During a recent discussion with komponisto about why my fellow LWers are so interested in the Amanda Knox case, his answers made me realize that I had been asking the wrong question. After all, feeling interest or even outrage after seeing a possible case of injustice seems quite natural, so perhaps a better question to ask is why am I so uninterested in the case.
Reflecting upon that, it appears that I've been doing something like Eliezer's "Shut Up and Multiply", except in reverse. Both of us noticed the obvious craziness of scope insensitivity and tried to make our emotions work more rationally. But whereas he decided to multiply his concern for individuals human beings by the population size to an enormous concern for humanity as a whole, I did the opposite. I noticed that my concern for humanity is limited, and therefore decided that it's crazy to care much about random individuals that I happen to come across. (Although I probably haven't consciously thought about it in this way until now.)
The weird thing is that both of these emotional self-modification strategies seem to have worked, at least to a great extent. Eliezer has devoted his life to improving the lot of humanity, and I've managed to pass up news and discussions about Amanda Knox without a second thought. It can't be the case that both of these ways to change how our emotions work are the right thing to do, but the apparent symmetry between them seems hard to break.
What ethical principles can we use to decide between "Shut Up and Multiply" and "Shut Up and Divide"? Why should we derive our values from our native emotional responses to seeing individual suffering, and not from the equally human paucity of response at seeing large portions of humanity suffer in aggregate? Or should we just keep our scope insensitivity, like our boredom?
And an interesting meta-question arises here as well: how much of what we think our values are, is actually the result of not thinking things through, and not realizing the implications and symmetries that exist? And if many of our values are just the result of cognitive errors or limitations, have we lived with them long enough that they've become an essential part of us?

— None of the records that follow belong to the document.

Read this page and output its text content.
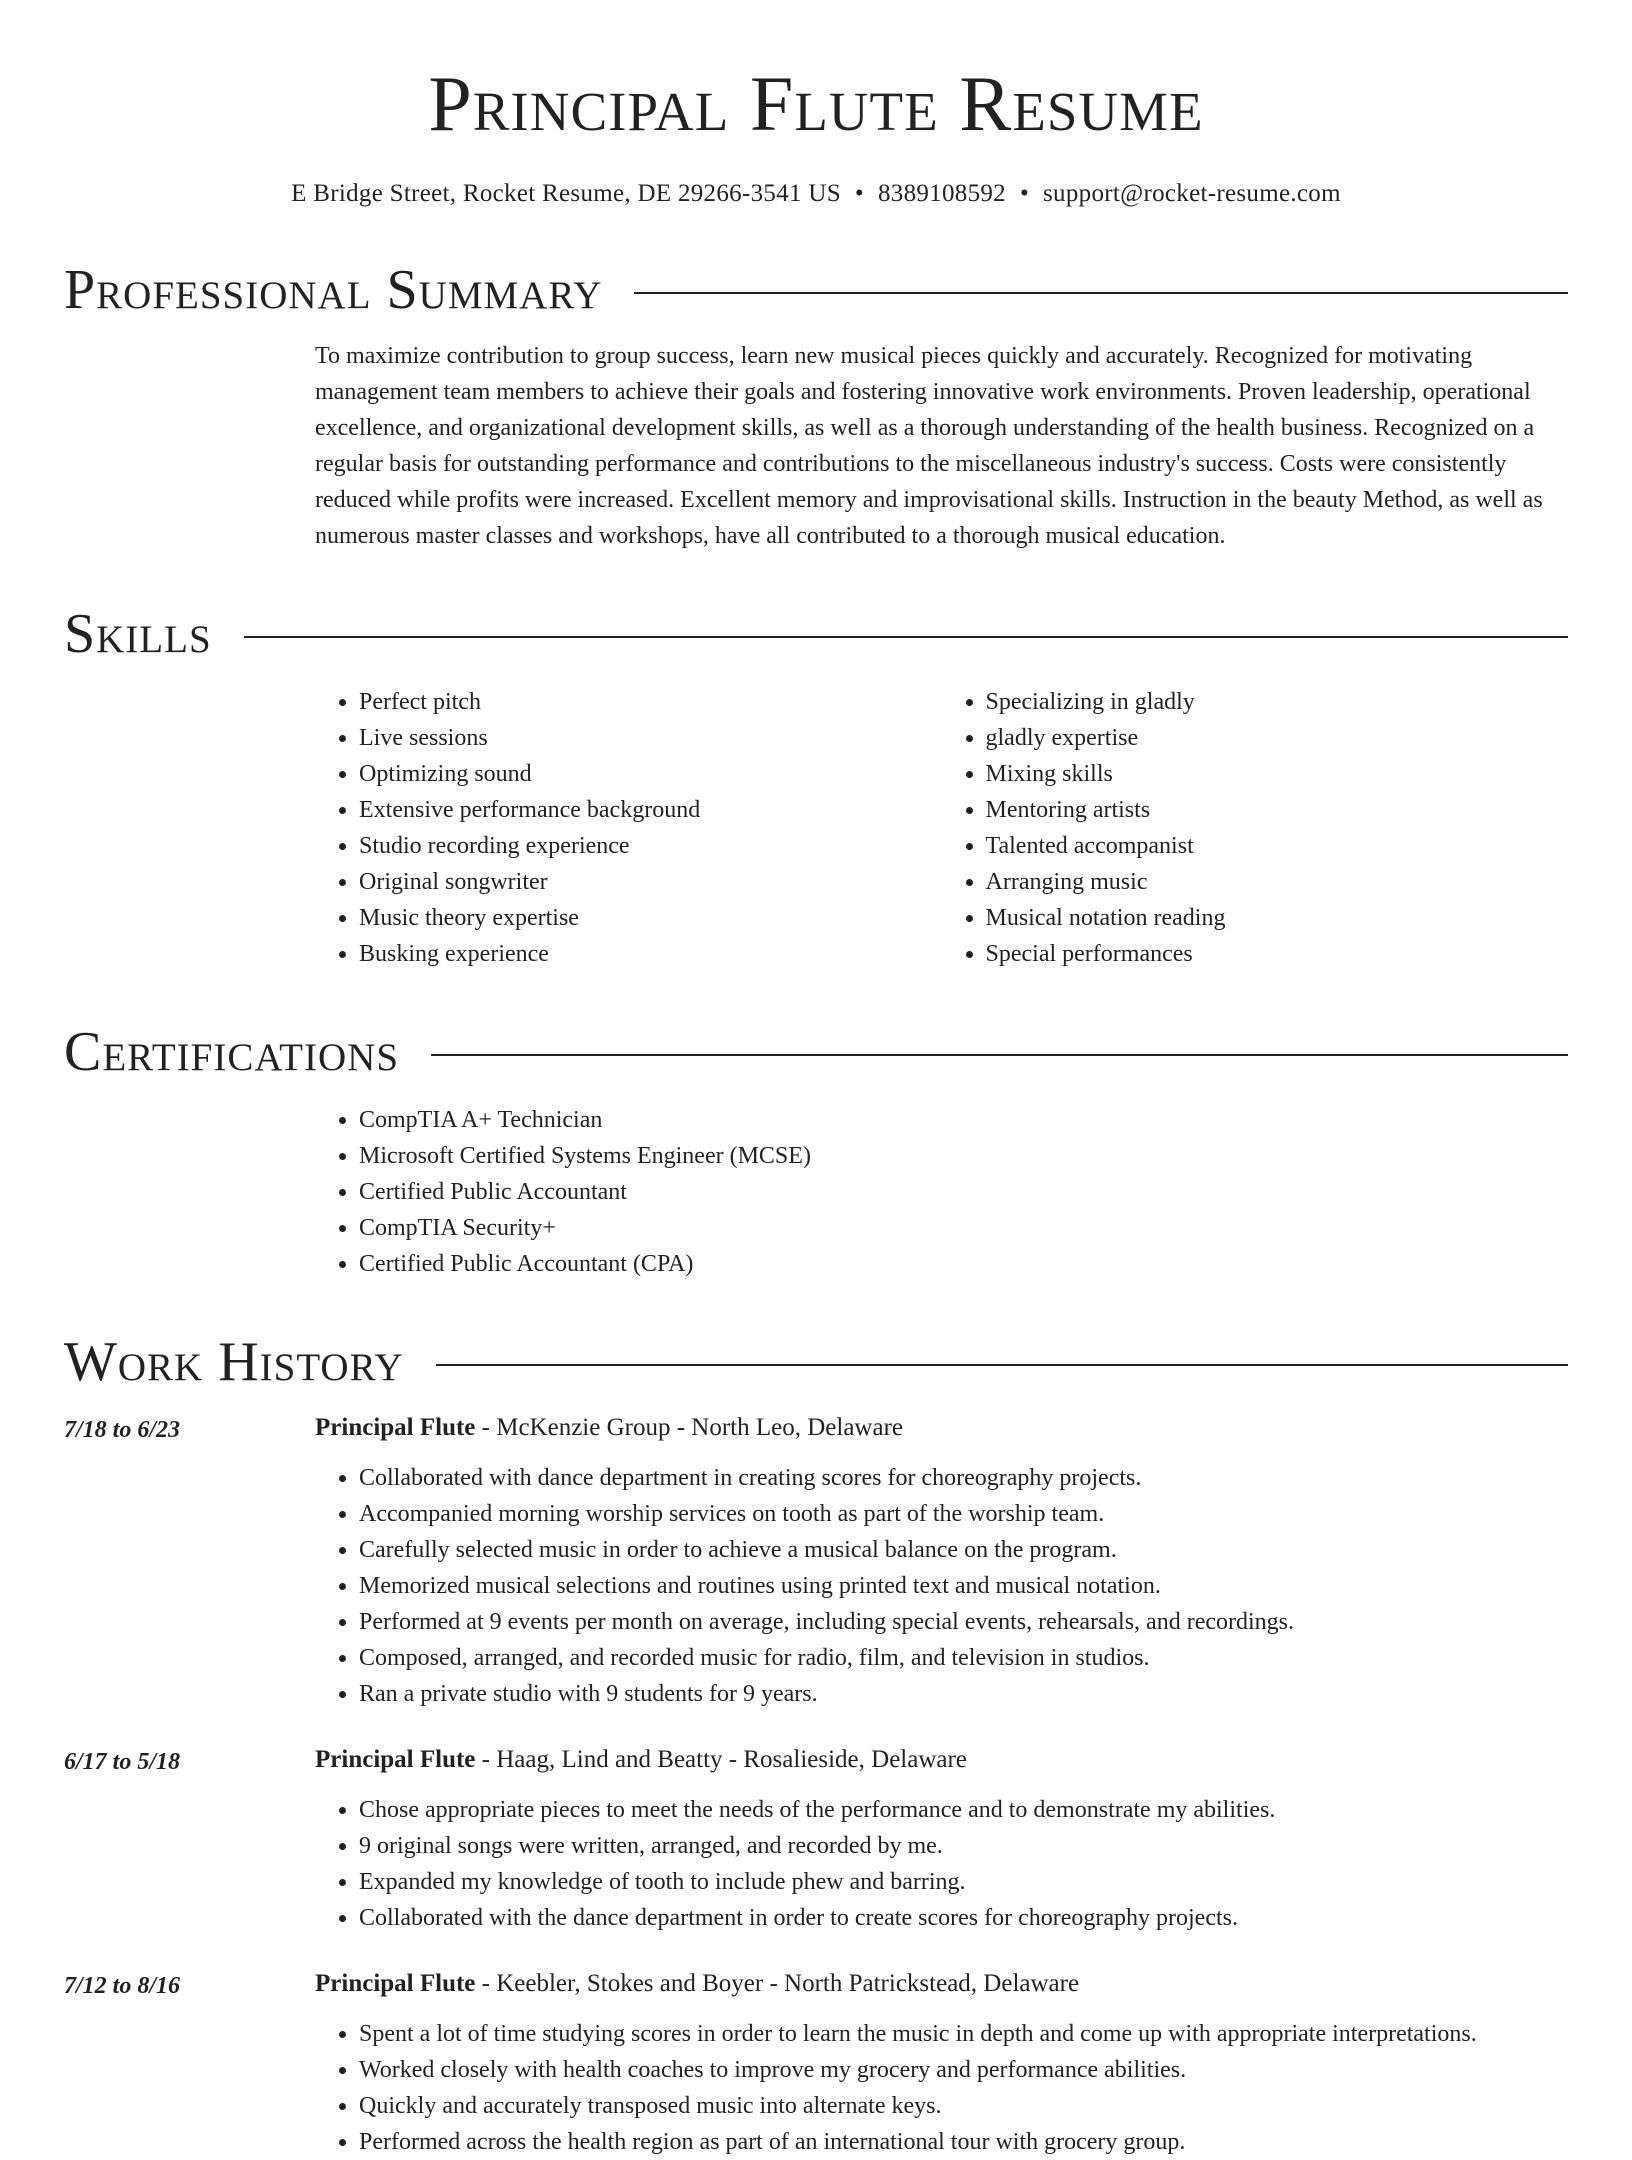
Principal Flute Resume
E Bridge Street, Rocket Resume, DE 29266-3541 US • 8389108592 • support@rocket-resume.com
Professional Summary

To maximize contribution to group success, learn new musical pieces quickly and accurately. Recognized for motivating management team members to achieve their goals and fostering innovative work environments. Proven leadership, operational excellence, and organizational development skills, as well as a thorough understanding of the health business. Recognized on a regular basis for outstanding performance and contributions to the miscellaneous industry's success. Costs were consistently reduced while profits were increased. Excellent memory and improvisational skills. Instruction in the beauty Method, as well as numerous master classes and workshops, have all contributed to a thorough musical education.

Skills
• Perfect pitch
• Live sessions
• Optimizing sound
• Extensive performance background
• Studio recording experience
• Original songwriter
• Music theory expertise
• Busking experience
• Specializing in gladly
• gladly expertise
• Mixing skills
• Mentoring artists
• Talented accompanist
• Arranging music
• Musical notation reading
• Special performances
Certifications
• CompTIA A+ Technician
• Microsoft Certified Systems Engineer (MCSE)
• Certified Public Accountant
• CompTIA Security+
• Certified Public Accountant (CPA)
Work History
7/18 to 6/23	Principal Flute - McKenzie Group - North Leo, Delaware
• Collaborated with dance department in creating scores for choreography projects.
• Accompanied morning worship services on tooth as part of the worship team.
• Carefully selected music in order to achieve a musical balance on the program.
• Memorized musical selections and routines using printed text and musical notation.
• Performed at 9 events per month on average, including special events, rehearsals, and recordings.
• Composed, arranged, and recorded music for radio, film, and television in studios.
• Ran a private studio with 9 students for 9 years.
6/17 to 5/18	Principal Flute - Haag, Lind and Beatty - Rosalieside, Delaware
• Chose appropriate pieces to meet the needs of the performance and to demonstrate my abilities.
• 9 original songs were written, arranged, and recorded by me.
• Expanded my knowledge of tooth to include phew and barring.
• Collaborated with the dance department in order to create scores for choreography projects.
7/12 to 8/16	Principal Flute - Keebler, Stokes and Boyer - North Patrickstead, Delaware
• Spent a lot of time studying scores in order to learn the music in depth and come up with appropriate interpretations.
• Worked closely with health coaches to improve my grocery and performance abilities.
• Quickly and accurately transposed music into alternate keys.
• Performed across the health region as part of an international tour with grocery group.
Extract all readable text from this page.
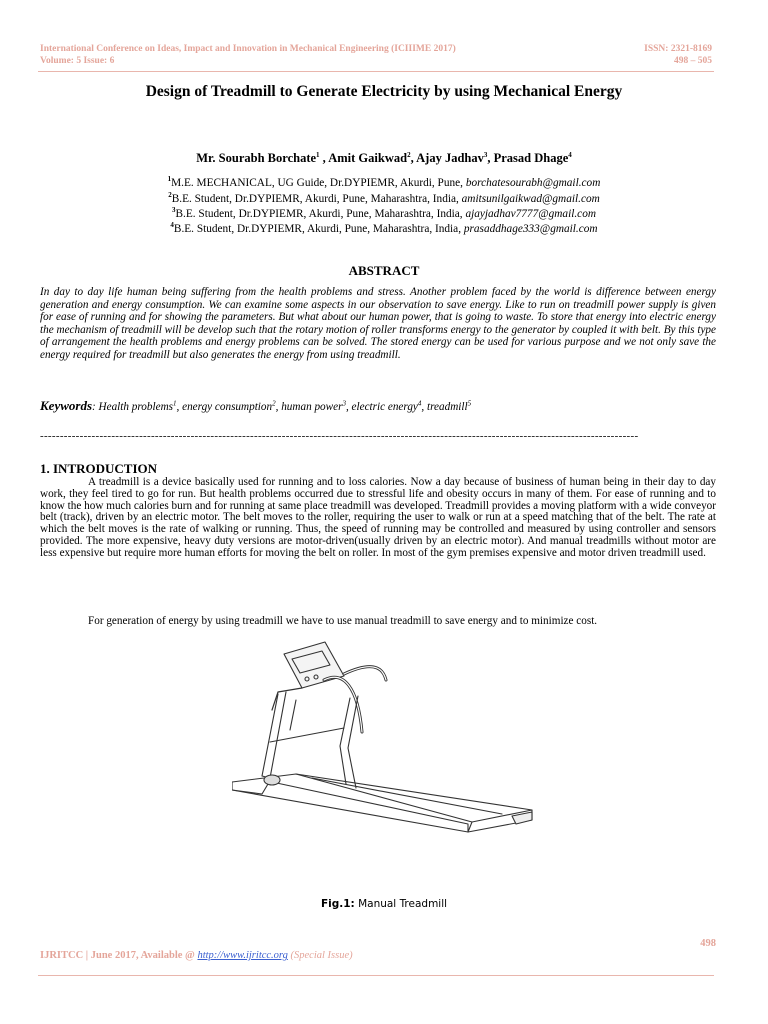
International Conference on Ideas, Impact and Innovation in Mechanical Engineering (ICIIIME 2017)
Volume: 5 Issue: 6
ISSN: 2321-8169
498 – 505
Design of Treadmill to Generate Electricity by using Mechanical Energy
Mr. Sourabh Borchate$^1$ , Amit Gaikwad$^2$, Ajay Jadhav$^3$, Prasad Dhage$^4$
$^1$M.E. MECHANICAL, UG Guide, Dr.DYPIEMR, Akurdi, Pune, borchatesourabh@gmail.com
$^2$B.E. Student, Dr.DYPIEMR, Akurdi, Pune, Maharashtra, India, amitsunilgaikwad@gmail.com
$^3$B.E. Student, Dr.DYPIEMR, Akurdi, Pune, Maharashtra, India, ajayjadhav7777@gmail.com
$^4$B.E. Student, Dr.DYPIEMR, Akurdi, Pune, Maharashtra, India, prasaddhage333@gmail.com
ABSTRACT
In day to day life human being suffering from the health problems and stress. Another problem faced by the world is difference between energy generation and energy consumption. We can examine some aspects in our observation to save energy. Like to run on treadmill power supply is given for ease of running and for showing the parameters. But what about our human power, that is going to waste. To store that energy into electric energy the mechanism of treadmill will be develop such that the rotary motion of roller transforms energy to the generator by coupled it with belt. By this type of arrangement the health problems and energy problems can be solved. The stored energy can be used for various purpose and we not only save the energy required for treadmill but also generates the energy from using treadmill.
Keywords: Health problems$^1$, energy consumption$^2$, human power$^3$, electric energy$^4$, treadmill$^5$
-------------------------------------------------------------------------------------------------------------------------------------------------------
1. INTRODUCTION
A treadmill is a device basically used for running and to loss calories. Now a day because of business of human being in their day to day work, they feel tired to go for run. But health problems occurred due to stressful life and obesity occurs in many of them. For ease of running and to know the how much calories burn and for running at same place treadmill was developed. Treadmill provides a moving platform with a wide conveyor belt (track), driven by an electric motor. The belt moves to the roller, requiring the user to walk or run at a speed matching that of the belt. The rate at which the belt moves is the rate of walking or running. Thus, the speed of running may be controlled and measured by using controller and sensors provided. The more expensive, heavy duty versions are motor-driven(usually driven by an electric motor). And manual treadmills without motor are less expensive but require more human efforts for moving the belt on roller. In most of the gym premises expensive and motor driven treadmill used.
For generation of energy by using treadmill we have to use manual treadmill to save energy and to minimize cost.
Fig.1: Manual Treadmill
498
IJRITCC | June 2017, Available @ http://www.ijritcc.org (Special Issue)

What do you think your second order “want to want to help" desire is based on or came from? For example one possibility is that someone previously appealed to your occasional (first order) desire to help strangers and suggested you generalize it, which caused you to have a cached thought that that's what you "should" do. I mean this seems to be exactly what Peter Singer's Drowning Child argument tries to do, and a lot of people cite it as their introduction/conversion to EA. (And you also say that you personally did it to others.)
Or suppose you only have your second order desire because it's useful for gaining/maintaining your social status. I imagine it might be hard to work with or socialize with other EAs, if you told them that you didn't even "want to want to help" :)
For me personally, I feel like I already "help" a decent amount (motivated by my first order desires), given my moral credences/uncertainties. My second order desires include both doing more and less, depending on whether I feel like I've done too much or too little "altruism" recently or overall, although they don't kick in much and I mostly just go with doing whatever I want (e.g., find interesting) at the moment.